We might have been forced to watch football’s entertaining European Championship with thoughts of “what if...” running through our heads, but Andy Murray’s brilliant victory at Wimbledon was a triumph to savour. The Scot has surely secured his place in history as Britain’s greatest ever tennis player and one of the giants of the modern tennis world.
The way in which he secured his third grand slam title, against the 140mph serves of the towering Canadian Milos Raonic, was sublime.
And when Gordon Reid secured a Scottish double in the men’s wheelchair singles – adding to the doubles title he won alongside Alfie Hewett on Saturday – it was clear these were heady days indeed.
The Olympics in Rio are up next.

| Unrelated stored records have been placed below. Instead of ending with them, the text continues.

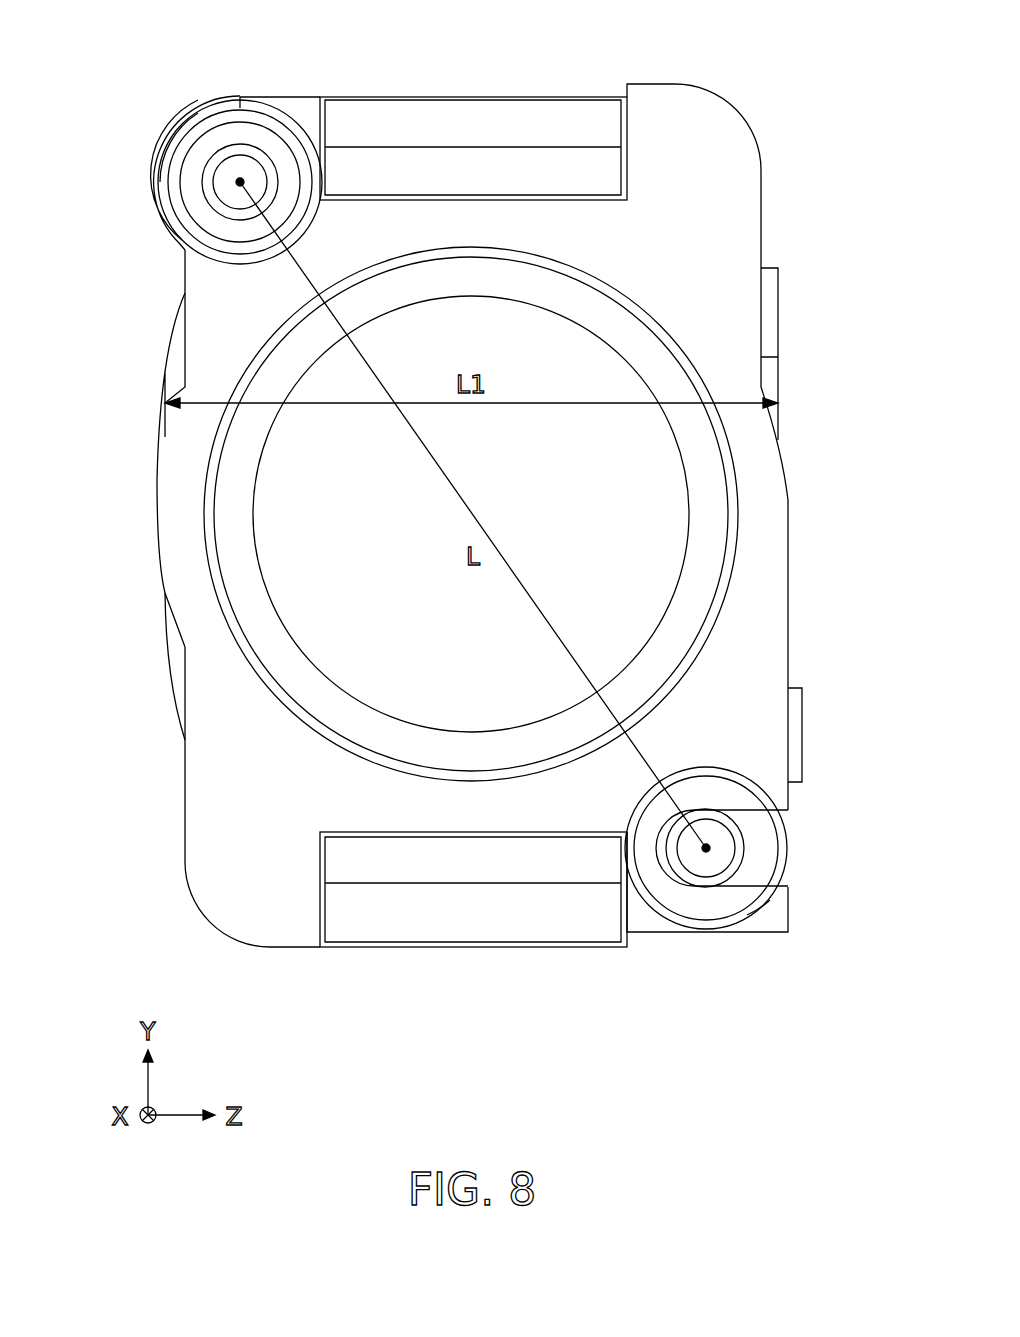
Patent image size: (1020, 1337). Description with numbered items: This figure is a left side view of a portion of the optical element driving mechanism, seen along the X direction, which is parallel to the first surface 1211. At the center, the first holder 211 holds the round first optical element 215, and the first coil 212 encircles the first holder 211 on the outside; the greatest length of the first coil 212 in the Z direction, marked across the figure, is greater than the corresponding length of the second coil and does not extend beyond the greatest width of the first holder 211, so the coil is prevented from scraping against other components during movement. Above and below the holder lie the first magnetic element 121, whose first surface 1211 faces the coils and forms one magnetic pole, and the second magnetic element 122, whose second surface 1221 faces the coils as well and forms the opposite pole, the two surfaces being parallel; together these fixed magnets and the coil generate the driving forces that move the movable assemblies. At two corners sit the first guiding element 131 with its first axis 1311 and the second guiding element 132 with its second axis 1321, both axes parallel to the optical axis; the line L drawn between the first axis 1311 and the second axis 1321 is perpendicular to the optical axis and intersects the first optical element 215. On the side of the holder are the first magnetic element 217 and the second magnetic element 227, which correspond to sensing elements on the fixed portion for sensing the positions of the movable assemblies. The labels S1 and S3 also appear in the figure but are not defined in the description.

The first magnetic element 121 is at (402, 112).
The first surface 1211 is at (507, 193).
The second magnetic element 122 is at (518, 922).
The second surface 1221 is at (408, 838).
The first guiding element 131 is at (222, 194).
The first axis 1311 is at (234, 178).
The second guiding element 132 is at (722, 838).
The second axis 1321 is at (718, 856).
The first holder 211 is at (772, 550).
The first coil 212 is at (172, 377).
The first optical element 215 is at (628, 466).
The first magnetic element 217 is at (772, 312).
The second magnetic element 227 is at (800, 733).
The first surface S1 is at (198, 113).
The third surface S3 is at (747, 915).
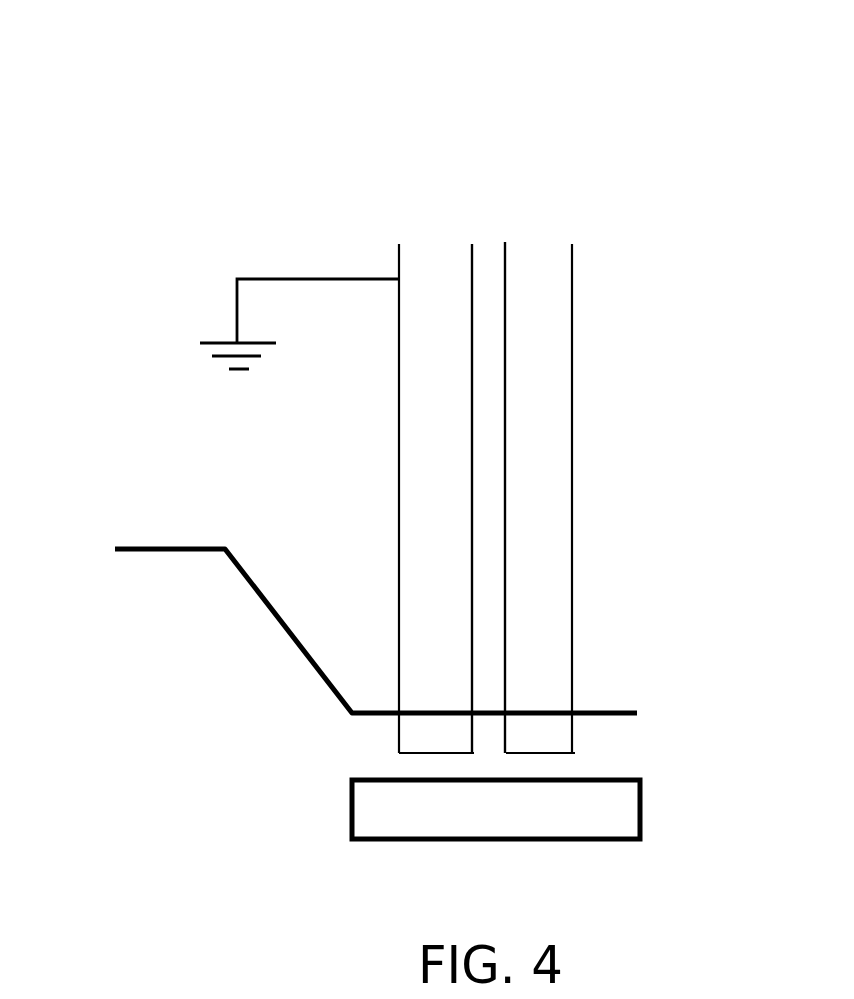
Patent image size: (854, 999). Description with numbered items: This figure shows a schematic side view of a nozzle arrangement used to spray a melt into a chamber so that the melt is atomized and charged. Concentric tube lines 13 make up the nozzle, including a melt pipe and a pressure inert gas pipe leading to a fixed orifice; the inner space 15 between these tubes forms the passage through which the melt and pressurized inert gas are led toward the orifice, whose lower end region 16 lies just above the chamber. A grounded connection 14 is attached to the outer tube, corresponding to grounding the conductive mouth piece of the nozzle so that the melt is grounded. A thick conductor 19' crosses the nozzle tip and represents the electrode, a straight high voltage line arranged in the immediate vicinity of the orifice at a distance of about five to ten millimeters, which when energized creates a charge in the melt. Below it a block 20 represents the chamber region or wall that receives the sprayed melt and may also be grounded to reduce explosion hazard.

The concentric tube assembly 13 is at (572, 373).
The grounded outer electrode connection 14 is at (285, 278).
The inner electrode gap 15 is at (489, 622).
The tube end caps 16 is at (435, 753).
The conductive plate 19' is at (330, 676).
The base block 20 is at (640, 780).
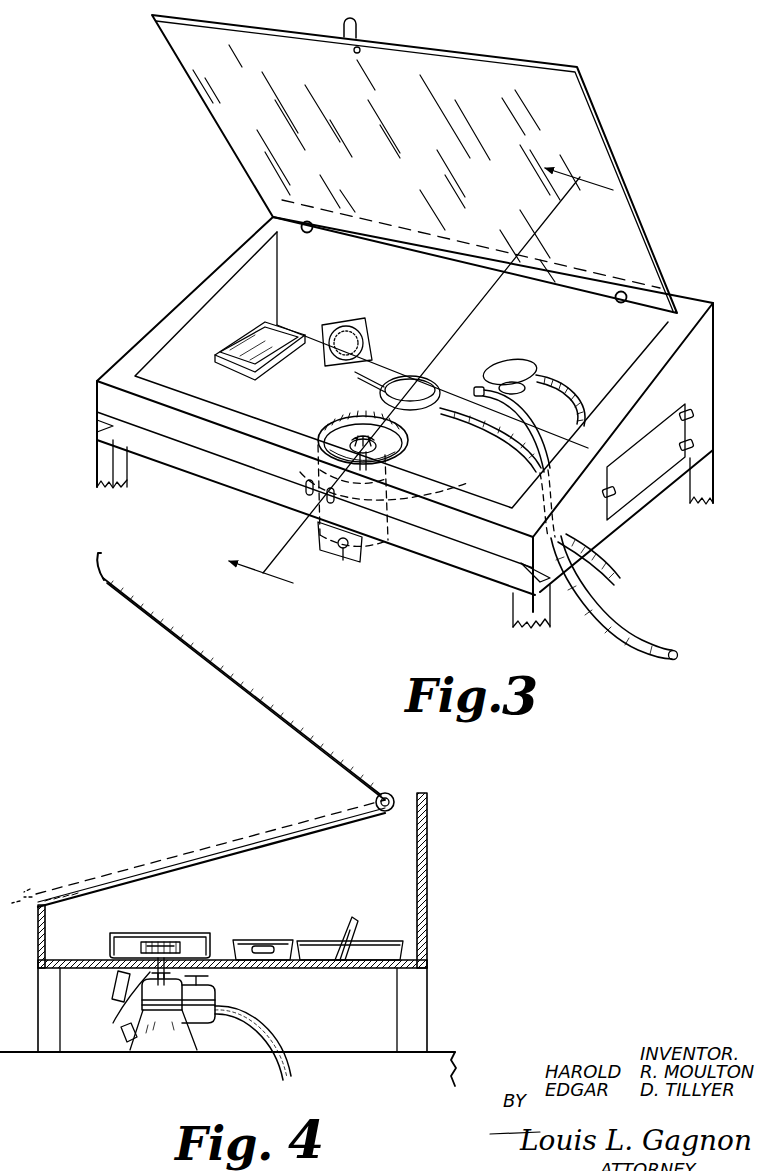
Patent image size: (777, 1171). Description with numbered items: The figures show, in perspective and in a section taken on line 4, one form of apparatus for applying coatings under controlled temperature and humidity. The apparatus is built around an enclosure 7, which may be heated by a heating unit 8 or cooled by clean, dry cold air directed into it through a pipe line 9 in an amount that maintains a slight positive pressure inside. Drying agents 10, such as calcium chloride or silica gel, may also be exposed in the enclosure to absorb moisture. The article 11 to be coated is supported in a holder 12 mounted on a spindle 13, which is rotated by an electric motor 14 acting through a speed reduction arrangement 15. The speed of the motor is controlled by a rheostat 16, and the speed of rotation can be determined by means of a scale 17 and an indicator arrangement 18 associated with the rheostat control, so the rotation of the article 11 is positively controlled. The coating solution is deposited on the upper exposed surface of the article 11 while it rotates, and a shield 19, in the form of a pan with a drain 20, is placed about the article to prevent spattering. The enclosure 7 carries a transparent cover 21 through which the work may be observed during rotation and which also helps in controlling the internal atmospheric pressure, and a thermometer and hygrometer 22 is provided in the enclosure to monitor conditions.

In FIG. 3, the section line 4 is at (423, 384).
In FIG. 3, the enclosure 7 is at (172, 312).
In FIG. 4, the enclosure 7 is at (428, 878).
In FIG. 3, the heating unit 8 is at (430, 385).
In FIG. 4, the heating unit 8 is at (274, 940).
In FIG. 3, the pipe line 9 is at (602, 600).
In FIG. 3, the drying agents 10 is at (255, 345).
In FIG. 4, the drying agents 10 is at (382, 940).
In FIG. 3, the article 11 is at (356, 437).
In FIG. 4, the article 11 is at (165, 942).
In FIG. 3, the holder 12 is at (378, 447).
In FIG. 4, the holder 12 is at (180, 948).
In FIG. 3, the spindle 13 is at (316, 454).
In FIG. 4, the spindle 13 is at (132, 996).
In FIG. 3, the electric motor 14 is at (440, 494).
In FIG. 4, the speed reduction arrangement 15 is at (215, 995).
In FIG. 3, the rheostat 16 is at (343, 555).
In FIG. 4, the rheostat 16 is at (122, 1038).
In FIG. 3, the scale 17 is at (318, 497).
In FIG. 3, the indicator arrangement 18 is at (331, 505).
In FIG. 3, the shield 19 is at (322, 432).
In FIG. 4, the shield 19 is at (110, 946).
In FIG. 4, the drain 20 is at (113, 986).
In FIG. 3, the transparent cover 21 is at (632, 233).
In FIG. 4, the transparent cover 21 is at (312, 744).
In FIG. 3, the thermometer and hygrometer 22 is at (360, 322).
In FIG. 4, the thermometer and hygrometer 22 is at (354, 915).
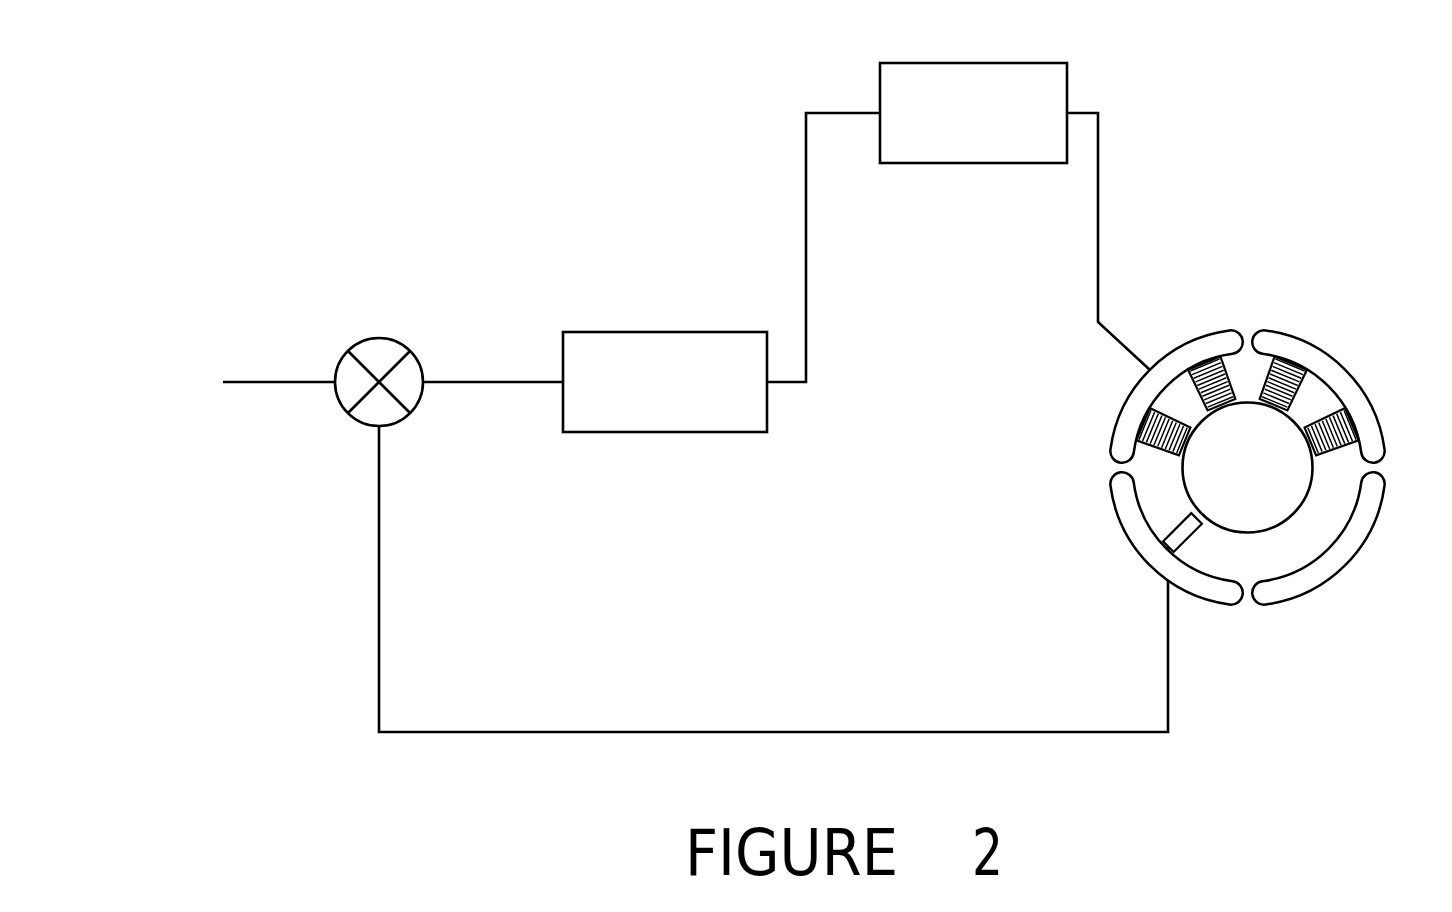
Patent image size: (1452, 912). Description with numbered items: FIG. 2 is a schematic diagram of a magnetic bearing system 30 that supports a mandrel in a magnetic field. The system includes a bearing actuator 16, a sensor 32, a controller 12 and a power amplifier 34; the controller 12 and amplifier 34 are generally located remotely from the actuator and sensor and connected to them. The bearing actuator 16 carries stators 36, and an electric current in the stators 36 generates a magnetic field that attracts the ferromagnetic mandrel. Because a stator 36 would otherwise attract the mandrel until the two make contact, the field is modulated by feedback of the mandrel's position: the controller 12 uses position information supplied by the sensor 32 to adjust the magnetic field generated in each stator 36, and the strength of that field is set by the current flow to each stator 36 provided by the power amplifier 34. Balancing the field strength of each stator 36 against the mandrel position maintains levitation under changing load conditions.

Let’s hope there will be more glorious achievements for us to cheer there.
In the meantime, we can dwell on the joy of watching one of our sporting greats rewrite the history books.
There was one moment in particular after yesterday’s victory in which Andy revealed a lot about what the achievement meant. “I’ve had some great moments here,” he said, “but also some tough losses. The win feels extra special because of the tough losses.”
The reason perhaps above all others that he deserves our unstinting admiration is the way in which he has bounced back from so many disappointments. The sheer dedication, determination and grit that he has shown over the last year are an inspiration.
There have been times in the past when some people have questioned how good a role model our national hero is for youngsters. There is no doubt that the qualities he has shown to achieve the heights he has are an example to us all.
Andy, we’re all so proud of you – and you too, Gordon.